Ia cukup menyesali perbuatannya. Apabila penyesalan itu jujur, ia tidak akan
mengulanginya. Tetapi bagaimana dengan noda yang telah melekat pada
keluarganya? Pada isterinya yang setiap hari akan selalu membayanginya? Terdengar
Arya Teja menarik nafas. Dalam sekali, sedalam kepedihan yang menghunjam di
hatinya. Tetapi kali ini Arya Teja tidak dapat berbuat lain. Rara Wulan tidak
akan dapat dibiarkannya begitu saja. Meskipun jauh di dasar hatinya
kadang-kadang terbersit keinginan untuk membiarkan saja Rara Wulan itu mati,
namun kemanusiaan yang melapisi pandangan hidupnya tidak membenarkannya. Karena
itu betapa hatinya serasa seperti digores ujung senjata yang paling tajam,
diangkatnya juga Rara Wulan itu dan dipapahnya pulang ke rumah. Meskipun
demikian, di sepanjang jalan kadang-kadang timbul juga pertanyaan di dalam
hatinya,
“Kenapa aku
harus mengalami peristiwa ini? Dosa apakah yang pernah aku lakukan atau
dilakukan oleh keluargaku?”
Sebagai
manusia maka peristiwa itu benar-benar telah mengguncangkan keseimbangannya.
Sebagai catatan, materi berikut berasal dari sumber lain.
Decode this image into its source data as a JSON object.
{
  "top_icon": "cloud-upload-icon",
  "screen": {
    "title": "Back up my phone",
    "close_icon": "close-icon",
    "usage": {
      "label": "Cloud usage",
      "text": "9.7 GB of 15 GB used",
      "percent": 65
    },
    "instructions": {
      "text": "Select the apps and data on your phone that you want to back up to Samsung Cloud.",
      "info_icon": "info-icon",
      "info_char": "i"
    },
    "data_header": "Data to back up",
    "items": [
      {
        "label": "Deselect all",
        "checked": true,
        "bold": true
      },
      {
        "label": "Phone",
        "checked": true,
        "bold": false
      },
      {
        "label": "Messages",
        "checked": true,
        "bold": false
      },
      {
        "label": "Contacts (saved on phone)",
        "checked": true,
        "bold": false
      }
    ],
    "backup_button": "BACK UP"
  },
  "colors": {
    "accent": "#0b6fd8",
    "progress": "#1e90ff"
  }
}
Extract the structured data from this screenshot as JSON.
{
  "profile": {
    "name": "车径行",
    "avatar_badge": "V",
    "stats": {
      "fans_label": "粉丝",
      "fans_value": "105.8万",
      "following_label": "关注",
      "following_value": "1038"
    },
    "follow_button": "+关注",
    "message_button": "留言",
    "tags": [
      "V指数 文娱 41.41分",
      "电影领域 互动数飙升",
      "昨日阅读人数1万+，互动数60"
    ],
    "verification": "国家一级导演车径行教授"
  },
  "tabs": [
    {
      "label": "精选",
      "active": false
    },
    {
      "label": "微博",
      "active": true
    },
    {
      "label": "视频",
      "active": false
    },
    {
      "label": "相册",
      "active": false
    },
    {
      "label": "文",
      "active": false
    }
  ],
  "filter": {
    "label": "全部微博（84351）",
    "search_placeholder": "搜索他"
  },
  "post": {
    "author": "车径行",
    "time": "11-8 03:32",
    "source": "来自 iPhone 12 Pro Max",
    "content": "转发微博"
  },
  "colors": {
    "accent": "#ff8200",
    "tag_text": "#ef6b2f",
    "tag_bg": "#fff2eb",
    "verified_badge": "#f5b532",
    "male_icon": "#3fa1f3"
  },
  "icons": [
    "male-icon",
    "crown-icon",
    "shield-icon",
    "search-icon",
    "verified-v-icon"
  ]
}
Pada saat-saat permulaan ia melangkahkan kakinya pada dunianya yang baru,
setelah ditinggalkannya dunianya yang lama, ia harus mewarnai dunia
kekeluargaannya itu dengan noda yang paling kotor. Dan ia tidak dapat
melepaskannya. Hari-hari berikutnya adalah hari-hari yang penuh dengan
penderitaan. Rara Wulan tidak dapat melepaskan dirinya dari perasaan bersalah.
Kadang-kadang masih meledak ungkapan-ungkapan penyesalannya yang tidak
terkendali, sehingga hampir-hampir ia berhasil membunuh dirinya. Tetapi bibi
Arya Teja dengan sabar selalu menasehatinya. Selalu memberinya
petunjuk-petunjuk.
“Tetapi aku
tidak akan dapat menahan penderitaan ini, Bibi,” berkata Rara Wulan pada suatu
saat.
“Kandunganku
selalu memberikan bayangan yang mengerikan. Kandungan yang selalu berada
bersamaku ini, selalu mengatakan kepadaku, bahwa aku adalah manusia yang paling
rendah di dunia. Aku mengharap, bahwa Kakang Arya Teja memberi aku hukuman yang
paling berat. Membunuh aku atau apa pun
yang diinginkannya. Tetapi dengan caranya, maka aku tidak akan dapat menanggungkannya.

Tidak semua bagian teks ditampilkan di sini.